Amianto

Discarica amianto a Paese (TV): “Ora basta! Stop ad autorizzazione. Chi acconsente è connivente”

“I cittadini di Paese da anni convivono con 29 cave e 13 discariche e si sono espressi più volte contro […]

“I cittadini di Paese da anni convivono con 29 cave e 13 discariche e si sono espressi più volte contro un ulteriore arrivo di rifiuti di amianto nel proprio Comune, che da questo punto di vista risulta di gran lunga il più penalizzato della provincia di Treviso. Ci sono tutte le evidenze e le condizioni affinché l’iter autorizzativo venga bloccato”. Questa la presa di posizione della capogruppo del Pd in Consiglio regionale, Laura Puppato, che sul tema ha presentato un’interrogazione rivolta alla Giunta.

“Già nel marzo del 2007 il precedente conferimento di amianto nella discarica ‘Terra’ è stato dichiarato illegale. Mi chiedo a cosa sia servito che la precedente amministrazione abbia vinto tutti i ricorsi al Tar e al Consiglio di Stato, se le circa 80 mila tonnellate di amianto presenti non sono mai state asportate e se ora, in barba a tutte le sentenze e le direttive europee, si consente questo nuovo scempio”.

L’esponente democratica parla del pericolo rappresentato da “almeno 460 mila metri cubi di nuovi rifiuti contenenti le pericolosissime fibre che se respirate sono causa del temibile mesotelioma pleurico. Questo secondo il progetto di riclassificazione della discarica per inerti Terra, tra Castagnole e Porcellengo, che il gruppo Mosole ha presentato pubblicamente a metà maggio. La discarica si trova a circa 30 metri dalla strada provinciale 100, dove ogni giorno transitano migliaia di persone. Le abitazioni più vicine si trovano a poche centinaia di metri, mentre la scuola elementare e quella materna di Porcellengo distano solo 1 km. Tra l’altro, il vigente Piano del Verde, attuativo del Piano di Assetto del Territorio del Comune di Paese, individua l’ambito della discarica tra quelli da recuperare ai fini naturalistici, sportivi e per il tempo libero”.

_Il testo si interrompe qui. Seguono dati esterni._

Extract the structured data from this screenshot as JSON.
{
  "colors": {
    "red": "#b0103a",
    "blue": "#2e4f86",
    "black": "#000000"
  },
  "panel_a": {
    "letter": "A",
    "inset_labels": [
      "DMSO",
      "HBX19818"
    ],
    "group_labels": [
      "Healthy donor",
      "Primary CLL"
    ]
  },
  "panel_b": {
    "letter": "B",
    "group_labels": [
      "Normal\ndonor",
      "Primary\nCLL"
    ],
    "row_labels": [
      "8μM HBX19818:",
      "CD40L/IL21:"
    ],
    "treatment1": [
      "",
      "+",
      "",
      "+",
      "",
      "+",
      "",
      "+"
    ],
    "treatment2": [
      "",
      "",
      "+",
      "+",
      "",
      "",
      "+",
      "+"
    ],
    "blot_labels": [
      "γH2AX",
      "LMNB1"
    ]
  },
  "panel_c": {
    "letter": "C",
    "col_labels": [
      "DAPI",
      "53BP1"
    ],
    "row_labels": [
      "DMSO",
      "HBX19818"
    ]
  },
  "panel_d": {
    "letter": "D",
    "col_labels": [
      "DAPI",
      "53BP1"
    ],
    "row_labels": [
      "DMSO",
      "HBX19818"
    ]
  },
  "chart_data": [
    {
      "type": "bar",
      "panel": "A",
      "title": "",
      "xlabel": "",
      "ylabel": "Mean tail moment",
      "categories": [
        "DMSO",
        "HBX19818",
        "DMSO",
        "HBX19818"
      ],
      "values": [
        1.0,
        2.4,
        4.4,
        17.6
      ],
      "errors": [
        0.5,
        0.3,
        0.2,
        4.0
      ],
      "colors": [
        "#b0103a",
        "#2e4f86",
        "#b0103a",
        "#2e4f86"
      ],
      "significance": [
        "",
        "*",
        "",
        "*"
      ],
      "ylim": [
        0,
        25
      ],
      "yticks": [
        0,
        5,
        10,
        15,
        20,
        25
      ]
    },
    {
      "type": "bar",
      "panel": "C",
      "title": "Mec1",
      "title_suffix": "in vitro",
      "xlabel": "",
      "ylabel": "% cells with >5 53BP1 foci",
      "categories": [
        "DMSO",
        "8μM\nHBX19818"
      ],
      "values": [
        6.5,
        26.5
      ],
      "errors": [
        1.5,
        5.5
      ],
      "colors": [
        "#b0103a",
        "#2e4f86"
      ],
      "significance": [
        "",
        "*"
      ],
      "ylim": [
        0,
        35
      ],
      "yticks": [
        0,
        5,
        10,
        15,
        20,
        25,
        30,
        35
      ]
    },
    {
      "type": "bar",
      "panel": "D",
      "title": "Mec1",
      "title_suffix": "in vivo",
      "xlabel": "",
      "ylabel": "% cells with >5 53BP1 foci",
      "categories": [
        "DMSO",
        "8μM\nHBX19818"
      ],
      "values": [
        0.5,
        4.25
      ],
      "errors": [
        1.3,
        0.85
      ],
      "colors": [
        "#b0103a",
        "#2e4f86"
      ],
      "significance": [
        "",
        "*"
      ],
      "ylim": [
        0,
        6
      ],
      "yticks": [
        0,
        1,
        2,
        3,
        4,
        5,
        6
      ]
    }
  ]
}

Infine una frecciata alla Provincia di Treviso che “non solo non ha provveduto a ripristinare lo status quo ante, ma nel 2009 ha autorizzato nello stesso sito il conferimento, per dieci anni, di rifiuti speciali, come i terreni provenienti da bonifiche, quindi contaminati. Muraro non solo ha chiuso un occhio, ma ha aggravato l’inquinamento di Paese. E Zaia ora cosa fa? È giunto il momento di dire che chi autorizza queste scelte dissennate ricoprendo un incarico pubblico sia indicato all’opinione pubblica come connivente con coloro che presentano questi progetti”.